This week let’s talk about recycling. With America Recycles Day coming up in November, now is the perfect time to get a jump start on what we want to recycle and how we can help our planet. But today we won’t be discussing just basic recycling because most of us already know the fundamentals of recycling. Today we will talk about recycling and re-purposing glass containers and how to make it fun for kids any time of the year.
Recycling, reusing, and repurposing. All of them are similar in their definitions but can individually be taken more in depth. When recycling glass, you are basically taking that glass bottle to a recycling center and having the glass broken down to be made into something else. Reusing is when you generally use the same product several times until it has worn out or no longer functional. Repurposing is taking an object and finding a new use for it. In the case of glass bottles, let’s learn how to repurpose them which helps the environment as well as saves money and brings out the creativity in all of us.

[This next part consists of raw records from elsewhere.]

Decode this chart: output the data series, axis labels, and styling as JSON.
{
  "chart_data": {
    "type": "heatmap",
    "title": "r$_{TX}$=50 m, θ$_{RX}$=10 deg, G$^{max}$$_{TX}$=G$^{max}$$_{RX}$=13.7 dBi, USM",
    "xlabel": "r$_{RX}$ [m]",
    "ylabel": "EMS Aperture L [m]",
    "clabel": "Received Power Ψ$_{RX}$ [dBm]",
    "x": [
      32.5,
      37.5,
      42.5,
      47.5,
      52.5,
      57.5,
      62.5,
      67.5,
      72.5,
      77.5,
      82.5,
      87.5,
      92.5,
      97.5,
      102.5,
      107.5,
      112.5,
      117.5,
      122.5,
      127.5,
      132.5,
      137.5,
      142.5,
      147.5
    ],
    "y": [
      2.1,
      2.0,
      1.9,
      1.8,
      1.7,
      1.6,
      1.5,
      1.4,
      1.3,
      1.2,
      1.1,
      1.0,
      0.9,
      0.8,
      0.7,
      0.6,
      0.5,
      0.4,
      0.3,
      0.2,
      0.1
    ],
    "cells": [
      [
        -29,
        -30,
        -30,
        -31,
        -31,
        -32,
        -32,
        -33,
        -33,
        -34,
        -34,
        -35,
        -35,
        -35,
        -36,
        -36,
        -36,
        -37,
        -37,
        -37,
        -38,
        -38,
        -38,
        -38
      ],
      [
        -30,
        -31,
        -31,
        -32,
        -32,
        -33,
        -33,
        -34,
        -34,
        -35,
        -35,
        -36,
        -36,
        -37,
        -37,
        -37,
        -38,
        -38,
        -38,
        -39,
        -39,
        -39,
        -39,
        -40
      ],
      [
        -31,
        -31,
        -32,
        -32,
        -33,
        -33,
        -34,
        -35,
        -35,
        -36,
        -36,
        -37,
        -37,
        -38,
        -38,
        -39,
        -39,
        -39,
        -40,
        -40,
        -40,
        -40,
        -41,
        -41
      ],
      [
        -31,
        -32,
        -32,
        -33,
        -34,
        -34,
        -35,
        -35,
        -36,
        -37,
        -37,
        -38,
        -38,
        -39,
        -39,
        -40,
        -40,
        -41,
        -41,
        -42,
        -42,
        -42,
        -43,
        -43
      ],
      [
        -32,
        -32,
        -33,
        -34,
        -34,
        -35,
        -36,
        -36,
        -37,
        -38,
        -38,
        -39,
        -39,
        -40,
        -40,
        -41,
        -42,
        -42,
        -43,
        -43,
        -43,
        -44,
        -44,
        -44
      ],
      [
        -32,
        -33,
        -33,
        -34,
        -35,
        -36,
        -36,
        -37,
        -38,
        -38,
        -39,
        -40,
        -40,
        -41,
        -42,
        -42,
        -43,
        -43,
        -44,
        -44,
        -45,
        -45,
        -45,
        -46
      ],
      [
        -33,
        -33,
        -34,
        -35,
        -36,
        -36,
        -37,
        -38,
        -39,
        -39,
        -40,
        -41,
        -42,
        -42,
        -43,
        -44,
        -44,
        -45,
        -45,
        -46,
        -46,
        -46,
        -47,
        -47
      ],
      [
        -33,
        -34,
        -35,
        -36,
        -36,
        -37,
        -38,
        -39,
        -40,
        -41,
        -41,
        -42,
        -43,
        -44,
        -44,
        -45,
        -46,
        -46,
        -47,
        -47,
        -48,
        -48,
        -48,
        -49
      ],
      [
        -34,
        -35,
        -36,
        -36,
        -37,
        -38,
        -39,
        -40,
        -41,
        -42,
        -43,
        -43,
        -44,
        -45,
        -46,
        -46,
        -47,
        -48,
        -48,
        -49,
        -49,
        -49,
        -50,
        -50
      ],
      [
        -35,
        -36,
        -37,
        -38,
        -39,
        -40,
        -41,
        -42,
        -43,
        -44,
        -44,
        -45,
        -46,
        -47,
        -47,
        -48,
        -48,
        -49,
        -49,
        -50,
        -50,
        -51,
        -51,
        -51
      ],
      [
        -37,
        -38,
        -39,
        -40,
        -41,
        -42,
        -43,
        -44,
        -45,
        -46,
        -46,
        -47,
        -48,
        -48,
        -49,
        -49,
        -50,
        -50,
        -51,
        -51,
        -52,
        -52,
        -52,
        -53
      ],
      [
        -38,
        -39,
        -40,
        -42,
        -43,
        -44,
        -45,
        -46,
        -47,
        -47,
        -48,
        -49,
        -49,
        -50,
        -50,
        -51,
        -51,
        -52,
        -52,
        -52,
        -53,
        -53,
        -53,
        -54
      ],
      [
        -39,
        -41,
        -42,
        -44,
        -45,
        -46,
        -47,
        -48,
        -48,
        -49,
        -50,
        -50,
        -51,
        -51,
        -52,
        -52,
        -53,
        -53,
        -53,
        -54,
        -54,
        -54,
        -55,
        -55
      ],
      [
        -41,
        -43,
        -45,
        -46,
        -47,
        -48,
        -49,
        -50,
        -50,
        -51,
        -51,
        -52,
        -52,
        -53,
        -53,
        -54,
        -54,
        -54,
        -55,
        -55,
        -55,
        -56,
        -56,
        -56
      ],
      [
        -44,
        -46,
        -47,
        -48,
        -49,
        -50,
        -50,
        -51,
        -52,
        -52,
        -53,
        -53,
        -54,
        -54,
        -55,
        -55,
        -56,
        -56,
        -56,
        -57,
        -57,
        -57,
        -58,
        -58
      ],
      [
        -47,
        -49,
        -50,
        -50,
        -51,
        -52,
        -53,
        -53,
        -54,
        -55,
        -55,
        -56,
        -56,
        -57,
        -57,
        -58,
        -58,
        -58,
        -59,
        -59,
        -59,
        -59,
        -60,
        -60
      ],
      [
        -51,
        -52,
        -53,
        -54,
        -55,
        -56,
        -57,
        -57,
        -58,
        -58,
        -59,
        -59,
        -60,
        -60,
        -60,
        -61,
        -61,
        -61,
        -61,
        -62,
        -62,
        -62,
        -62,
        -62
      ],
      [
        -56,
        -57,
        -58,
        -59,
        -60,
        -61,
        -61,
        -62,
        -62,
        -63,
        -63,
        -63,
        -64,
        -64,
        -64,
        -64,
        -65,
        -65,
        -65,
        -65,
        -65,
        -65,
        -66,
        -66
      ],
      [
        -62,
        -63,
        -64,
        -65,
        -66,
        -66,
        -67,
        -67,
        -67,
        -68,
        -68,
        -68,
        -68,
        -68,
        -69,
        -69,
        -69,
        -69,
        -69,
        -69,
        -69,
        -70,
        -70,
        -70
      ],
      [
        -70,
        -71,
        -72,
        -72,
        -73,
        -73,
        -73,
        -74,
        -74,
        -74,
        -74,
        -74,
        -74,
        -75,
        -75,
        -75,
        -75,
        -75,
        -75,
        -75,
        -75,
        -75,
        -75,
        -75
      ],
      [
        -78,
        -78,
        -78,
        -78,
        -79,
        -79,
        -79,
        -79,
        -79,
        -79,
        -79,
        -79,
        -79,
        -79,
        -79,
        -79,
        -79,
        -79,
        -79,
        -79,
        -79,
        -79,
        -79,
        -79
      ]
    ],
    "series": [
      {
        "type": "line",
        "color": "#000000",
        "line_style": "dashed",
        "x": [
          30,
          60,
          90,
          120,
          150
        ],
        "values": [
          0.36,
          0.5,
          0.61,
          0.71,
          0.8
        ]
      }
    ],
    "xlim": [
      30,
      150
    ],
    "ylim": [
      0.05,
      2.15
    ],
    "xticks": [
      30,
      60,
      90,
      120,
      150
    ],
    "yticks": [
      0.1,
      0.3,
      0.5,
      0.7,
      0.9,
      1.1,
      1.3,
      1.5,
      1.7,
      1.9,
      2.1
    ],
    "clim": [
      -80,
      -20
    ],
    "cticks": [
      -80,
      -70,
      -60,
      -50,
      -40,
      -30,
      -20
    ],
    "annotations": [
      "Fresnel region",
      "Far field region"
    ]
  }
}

Repurposing glass bottles is actually pretty easy and something kids can do any time with any size bottle. When my son was in Kindergarten, his teacher had requested used glass bottles for a class project. Of course I was intrigued, so I sent my son into his class with a few glass bottles. A few weeks later my son came home with a very special surprise on Mother’s Day. His class had taken the glass bottles (after they were cleaned out by the teacher) and made adorable and ultra creative glass jars of virtual nature. My son’s bottles were filled with a hand-drawn card, some colorful rocks, feathers, and something that glittered (probably for effect). I thought it was rather creative and different and went a few steps beyond the usual glass vase or glass pencil holder. Not that those aren’t unique ways of repurposing glass bottles, but finding different and unusual ways often sparks something even more creative in a child and helps expand his horizons.
So on that note, let’s take a look at 7 ways we can repurpose a glass bottle (or jar).
-We all have a few pasta sauce jars living in our fridge. They are the ideal size for reusing and repurposing and absolutely no need to recycle them. Since they are already filled with edible food, they can be easily washed out, dried, and ready for your project. This is fun and easy for kids of any age and you can make a few as gifts or for yourself. Edible gifts can include anything that’s easy for you and for your recipient. Try ideas such as homemade granola, spice rubs, ready-to-make hot cocoa (a favorite for kids), and pretty much anything you can fit into a jar that’s easily reusable and stored. For great recipes, check out Martha Stewart’s site: http://www.marthastewart.com/269264/edible-gift-ideas
-This is perfect for college students who don’t have much space in their dorm rooms or apartments. Take a few glass jars and fill each one with needles, thread of various colors (be sure to include lots of black, white, and beige), thimble, chalk, and buttons. You can also add in any other items that you think your recipient might need. Label each jar with the items inside so it’s easy to grab when necessary.
-Give your children some art supplies and let them have fun! Have them gather items from nature such as small rocks, leaves, and flowers and decorate the glass jars however they want. Let them create masterpieces for you to show off in your living room or present them as gifts on special occasions. Put some items inside the container as well as on the outside to make it more personal.
Natural Glass Vases:
-Glass is quite beautiful on any surface and for almost any occasion. Reuse glass jars or bottles as vases to set on dining tables or mantles. Fill the vases with fresh soil and add in some unique flowers such as orchids and violets. Herbs also do well in glass jars as decoration or cooking uses.
Small Toy Holders:
-My son has tons of Lego pieces. If we collected all of the pieces, we could probably open our own Lego store. Yes, he has that many! So, when I had some larger glass jars that I cleaned out, I put all of his Lego tires in them. Tires are a hot commodity for Lego car builders and he was constantly losing them or I’d find them underneath the couch or underneath the rug. Smaller and harder to find pieces such as accessories for your Lego figures can also fit into glass jars. They are easier for builders to see what’s inside the jars so they can (hopefully) put them back in quicker.
-Instead of buying brand new glass jars to put your flour, sugar, or dried herbs in, try reusing glass jars from your used sauces and such. Sure, the newer jars may be prettier and fancier, but you’ve got perfect jars in your fridge or pantry already that just needs to be given new purposes. The used jars work just as well if not better than the newly store-bought ones. Just make sure to clean them out really well if you’re storing food that can pick up other scents such as sugar and flour.
-If you go to certain restaurants that like to serve beverages in oversized glass jars then take those examples to try them at home. Glass jars are easier to wash and rarely leave any residue. Plus, if you add in a cool straw the beverages are more fun to drink.
So have fun with these ideas or creating ones on your own. We’re already filling up our landfills with so much trash that whenever possible, reuse and repurpose what you already have.
*Please note that with any glass container, there is a slight possibility of lead remnants. Lead is found in the earth so they are naturally residual in glass or any natural compound found in soil. However, most consumable glass containers are safe to use and are usually vigorously tested for lead.